The stoic BlackGuard leader knew this as well as Brice did, so he simply turned around and headed for the door at the end of the lab. “We’ll find it.”
“Be sure that you do. And if you encounter anyone who has seen or come into contact with the Tsuchi...”
“Scorched earth,” Silhouette said. “We’ll leave nothing behind, living or dead.”
5
“Are you serious?” I ask Hawkins.
He’s bent over a dirt trail leading into the Tillamook State Forest, which is 364,000 acres of temperate rainforest sitting atop the Pacific Coast mountain range, defined by the Jon Hudson dictionary as: a crap-ton of trees on top of really tall peaks that are separated by lots of streams and rivers. But that’s the good news. If Collins were here, that would sound like a good time. Instead, I’m with Hawkins, in search of a single creature the size of a basset hound...with eight legs, a shell back and an egg-laying stinger.
Hawkins shuffles back without standing, pointing to the sand around the trail head. “Look closely. Two lines of staggered impressions.”
We left the FC-P preserve in Maine just twelve hours ago. Woodstock, our surly helicopter pilot had picked us up so we could get a head start, while Collins and Joliet got Maigo and Lilly settled.

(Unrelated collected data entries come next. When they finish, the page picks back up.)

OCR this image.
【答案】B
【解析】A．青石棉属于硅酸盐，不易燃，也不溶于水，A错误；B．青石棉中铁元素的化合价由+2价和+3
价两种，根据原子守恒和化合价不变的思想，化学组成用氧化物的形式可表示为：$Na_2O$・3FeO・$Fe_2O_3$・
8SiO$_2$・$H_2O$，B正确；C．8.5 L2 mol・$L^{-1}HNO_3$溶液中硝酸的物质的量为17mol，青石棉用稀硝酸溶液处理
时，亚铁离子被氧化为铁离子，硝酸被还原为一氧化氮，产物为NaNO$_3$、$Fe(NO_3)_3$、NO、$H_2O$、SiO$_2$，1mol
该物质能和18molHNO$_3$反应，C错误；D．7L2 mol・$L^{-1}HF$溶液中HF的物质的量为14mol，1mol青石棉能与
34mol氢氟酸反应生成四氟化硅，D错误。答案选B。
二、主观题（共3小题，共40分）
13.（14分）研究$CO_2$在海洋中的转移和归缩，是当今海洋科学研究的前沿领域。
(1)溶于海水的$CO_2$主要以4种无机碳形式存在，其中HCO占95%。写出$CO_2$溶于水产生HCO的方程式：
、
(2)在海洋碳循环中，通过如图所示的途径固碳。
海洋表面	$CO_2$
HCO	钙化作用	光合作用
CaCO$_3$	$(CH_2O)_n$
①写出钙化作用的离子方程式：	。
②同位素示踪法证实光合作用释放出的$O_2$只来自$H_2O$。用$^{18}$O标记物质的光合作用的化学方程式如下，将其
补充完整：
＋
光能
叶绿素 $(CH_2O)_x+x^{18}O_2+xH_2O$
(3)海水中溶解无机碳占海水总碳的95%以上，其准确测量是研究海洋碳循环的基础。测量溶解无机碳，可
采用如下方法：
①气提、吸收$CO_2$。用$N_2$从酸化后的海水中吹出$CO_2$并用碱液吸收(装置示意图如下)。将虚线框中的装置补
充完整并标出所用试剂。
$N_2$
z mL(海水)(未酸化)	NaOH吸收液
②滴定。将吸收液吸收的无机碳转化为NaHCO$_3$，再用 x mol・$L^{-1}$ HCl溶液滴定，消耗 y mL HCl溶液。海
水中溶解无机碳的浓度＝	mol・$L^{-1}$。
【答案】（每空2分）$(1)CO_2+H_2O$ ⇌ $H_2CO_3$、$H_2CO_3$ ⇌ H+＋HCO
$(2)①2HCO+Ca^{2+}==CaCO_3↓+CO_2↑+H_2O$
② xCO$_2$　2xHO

All four women had protested for different reasons: Joliet because she had more experience than me, Collins because she was more badass than me, Lilly, because she was more badass than me and had more experience, and Maigo...because she was secretly more badass than me and she doesn’t like to be geographically distant from me. At least one of them isn’t as badass, though Joliet can certainly handle herself.
But this was Hawkins’s show. The BFSs were his personal nemeses. He knew what they could do and how to kill them. And he wanted me, and only me, on the advance search. He claimed it was because a smaller team would move faster and quieter, but I’m not sure anyone believed him. At first I thought I detected a little bit of sexism. He is kind of a macho, rugged wilderness guy. But then, during the six-hour flight from Boston to Portland, I realized the truth. Mine is the only life he felt comfortable risking. It’s a horrible kind of compliment.
I bend down, my legs protesting after being crammed in an airplane seat for six hours and then a compact rental for another hour and a half. The only time not spent sitting in the past eight hours was the walk from the plane to the rental agency, who had mistakenly given away our much roomier rental. Despite my tired legs and bleary eyes, I see what he’s pointing at. Two sets of tracks, which look too small to be anything large, head up the path toward the forest. I look back. The coastline is a sliver of blue, just two miles away. Hawkins says we’re lucky it hadn’t attacked anyone on its way to the woods, which was most likely because it wasn’t comfortable, being so far out of its habitat without its brood. Apparently, the BFSs are social creatures. But now it’s in the woods, where lots of living things will make for convenient, rapid fire incubators.
“I see them,” I say, following the tracks to the edge of the woods, where they disappear. “But they stop here. Did it turn around?”